Nadine Dorries’ quest for sexual abstinence
Today sees the Second Reading of Nadine Dorries’ Sex Education (Required Content) Bill which, should it become law, would require schoolgirls to discuss abstinence in the classroom. The summary of the Bill taken from the UK Parliament website is as follows:
A Bill to require schools to provide certain additional sex education to girls aged between 13 and 16; to provide that such education must include information and advice on the benefits of abstinence from sexual activity; and for connected purposes.In her blog entry following the first reading on 4th May 2011 (which passed 67-61), she explains the reasons for presenting the Bill:
“I am not seeking to diminish sex education as taught at present, but to include the empowering option that young girls can just say no. In school, children are taught to base the decision whether or not to have sex on their feelings and wishes. I don’t believe young girls under the age of 16 have consistent feelings and that they can change from day to day. My bill was about making boys wait being an empowering and cool thing for girls to do and that it should be taught as a viable, if not preferable option for girls aged 16 and under – especially as sex at that age is unlawful.”And so Ms Dorries, whether deliberately or not, has caused another political storm. Not entirely surprisingly, the National Secular Society and British Humanist Association are opposing. In fact, they will be demonstrating outside Parliament with other aligned groups to protest against it. One of their counter arguments is that this type of education should not be solely compulsory for girls. They have is a valid point. I’m not exactly sure what Ms Dorries was thinking when she left boys out of the Bill. However, I doubt this is the main reason why the protest will be going ahead. Rather, the thrust of their animosity would appear to be the thought of any moral values being applied to sex education under law.

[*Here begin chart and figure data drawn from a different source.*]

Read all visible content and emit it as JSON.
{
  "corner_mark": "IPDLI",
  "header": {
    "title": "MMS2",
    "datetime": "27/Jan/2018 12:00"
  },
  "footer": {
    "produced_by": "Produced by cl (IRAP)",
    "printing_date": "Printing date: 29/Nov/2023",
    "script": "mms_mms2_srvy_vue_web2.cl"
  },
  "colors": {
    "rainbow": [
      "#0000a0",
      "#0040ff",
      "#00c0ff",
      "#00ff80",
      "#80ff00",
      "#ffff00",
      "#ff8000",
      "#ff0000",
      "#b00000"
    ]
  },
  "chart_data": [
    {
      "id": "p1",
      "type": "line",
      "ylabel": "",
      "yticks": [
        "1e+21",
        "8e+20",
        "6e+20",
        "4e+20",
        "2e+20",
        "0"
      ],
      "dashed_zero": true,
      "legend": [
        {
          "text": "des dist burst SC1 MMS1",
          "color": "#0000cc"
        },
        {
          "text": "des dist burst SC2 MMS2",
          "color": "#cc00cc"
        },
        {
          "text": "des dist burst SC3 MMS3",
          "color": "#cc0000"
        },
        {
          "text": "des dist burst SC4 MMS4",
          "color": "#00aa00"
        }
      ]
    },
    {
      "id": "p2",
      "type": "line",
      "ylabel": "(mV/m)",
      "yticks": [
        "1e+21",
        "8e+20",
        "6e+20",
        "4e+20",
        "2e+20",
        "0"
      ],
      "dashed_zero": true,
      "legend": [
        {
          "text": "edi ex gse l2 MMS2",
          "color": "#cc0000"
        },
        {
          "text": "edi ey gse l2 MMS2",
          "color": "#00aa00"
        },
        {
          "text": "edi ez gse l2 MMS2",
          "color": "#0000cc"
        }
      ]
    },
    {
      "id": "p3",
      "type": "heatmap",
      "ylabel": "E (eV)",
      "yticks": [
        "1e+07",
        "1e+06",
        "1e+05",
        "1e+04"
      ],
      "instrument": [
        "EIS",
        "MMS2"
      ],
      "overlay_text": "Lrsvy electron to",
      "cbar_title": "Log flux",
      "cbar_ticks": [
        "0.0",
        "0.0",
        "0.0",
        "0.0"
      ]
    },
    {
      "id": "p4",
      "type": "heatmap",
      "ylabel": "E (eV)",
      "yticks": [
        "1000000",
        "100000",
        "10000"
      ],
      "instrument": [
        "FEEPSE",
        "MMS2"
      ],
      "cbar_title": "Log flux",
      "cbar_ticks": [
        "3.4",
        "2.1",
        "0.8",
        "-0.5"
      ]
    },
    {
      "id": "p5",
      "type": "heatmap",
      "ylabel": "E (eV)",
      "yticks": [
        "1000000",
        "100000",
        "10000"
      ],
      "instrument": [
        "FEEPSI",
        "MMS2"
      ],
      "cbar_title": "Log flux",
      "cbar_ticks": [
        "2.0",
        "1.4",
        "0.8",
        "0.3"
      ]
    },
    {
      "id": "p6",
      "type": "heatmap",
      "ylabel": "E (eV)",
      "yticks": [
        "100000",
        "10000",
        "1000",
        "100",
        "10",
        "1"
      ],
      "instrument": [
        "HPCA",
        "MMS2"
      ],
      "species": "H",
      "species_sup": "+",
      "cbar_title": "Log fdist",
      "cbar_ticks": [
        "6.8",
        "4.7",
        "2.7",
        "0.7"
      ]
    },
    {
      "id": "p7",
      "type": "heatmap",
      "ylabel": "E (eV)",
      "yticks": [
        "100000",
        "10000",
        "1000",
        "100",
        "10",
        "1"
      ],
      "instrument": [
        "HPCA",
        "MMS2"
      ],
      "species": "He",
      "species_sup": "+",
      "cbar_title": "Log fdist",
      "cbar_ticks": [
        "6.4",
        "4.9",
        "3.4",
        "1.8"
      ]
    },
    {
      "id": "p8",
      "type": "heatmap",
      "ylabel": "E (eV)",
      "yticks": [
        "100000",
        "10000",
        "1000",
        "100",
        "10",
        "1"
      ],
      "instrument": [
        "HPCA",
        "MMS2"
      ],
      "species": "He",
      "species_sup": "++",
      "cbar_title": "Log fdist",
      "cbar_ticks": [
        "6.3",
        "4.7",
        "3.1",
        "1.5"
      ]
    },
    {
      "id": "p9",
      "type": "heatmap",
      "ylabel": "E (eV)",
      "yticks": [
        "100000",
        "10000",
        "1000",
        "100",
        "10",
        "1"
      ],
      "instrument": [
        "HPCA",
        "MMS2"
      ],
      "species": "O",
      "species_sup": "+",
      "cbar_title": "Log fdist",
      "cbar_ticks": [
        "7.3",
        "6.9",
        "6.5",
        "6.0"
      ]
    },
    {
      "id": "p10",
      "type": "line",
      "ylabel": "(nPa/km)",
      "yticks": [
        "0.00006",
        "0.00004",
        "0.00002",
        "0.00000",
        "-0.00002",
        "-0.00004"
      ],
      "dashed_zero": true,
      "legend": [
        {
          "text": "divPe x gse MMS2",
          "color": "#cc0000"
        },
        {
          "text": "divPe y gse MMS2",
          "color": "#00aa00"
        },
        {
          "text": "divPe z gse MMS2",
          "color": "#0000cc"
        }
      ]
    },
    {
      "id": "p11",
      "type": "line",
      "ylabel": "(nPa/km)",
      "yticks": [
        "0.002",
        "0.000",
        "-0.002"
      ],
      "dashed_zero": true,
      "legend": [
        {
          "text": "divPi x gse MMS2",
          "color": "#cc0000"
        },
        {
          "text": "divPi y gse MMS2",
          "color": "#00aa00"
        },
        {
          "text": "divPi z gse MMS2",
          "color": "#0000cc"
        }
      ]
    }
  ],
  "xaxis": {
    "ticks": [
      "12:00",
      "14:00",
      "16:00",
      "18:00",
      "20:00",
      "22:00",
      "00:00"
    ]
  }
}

Irrespective of any religious beliefs someone may have about teenage sex, I find it very hard to see how anyone can argue against giving girls (or boys) the chance to consider the benefits of holding back from sexual activity at a young age. Any sexual engagement for young people obviously carries the risks of pregnancy, subsequent abortion and the contraction of sexually transmitted infections. The number of STIs reported by sexual health clinics in the UK is increasing rapidly year on year with 482,900 recorded in 2009. Two thirds of these cases were from females aged 15-24. Studies have shown that young adults are more likely to have unsafe sex and that they often lack the skills and confidence to negotiate safer methods. There have been conflicting studies about whether early sexual activity causes long term mental health issues, but surely there is less chance of this in any form if a young person is abstaining from rather than having sex. The UK has the second highest teenage pregnancy rate in the world behind the US, and the highest teenage abortion rate in Western Europe. This strongly suggests that the current sex and relationship education (SRE) in schools is not particularly effective.
Something has fundamentally shifted in our society’s moral values (and not for the better) over the last few decades. For centuries, abstinence was seen as the norm outside of marriage, but now in some circles any promotion of abstinence in any form is seen as totally outdated and something even to be fought against. When did we decide that ideology was more important than the wellbeing of our children?
Even if Nadine Dorries’ Bill is flawed, her desire to see young people receive sound advice as part of their sex education is not, and she ought to be commended for this.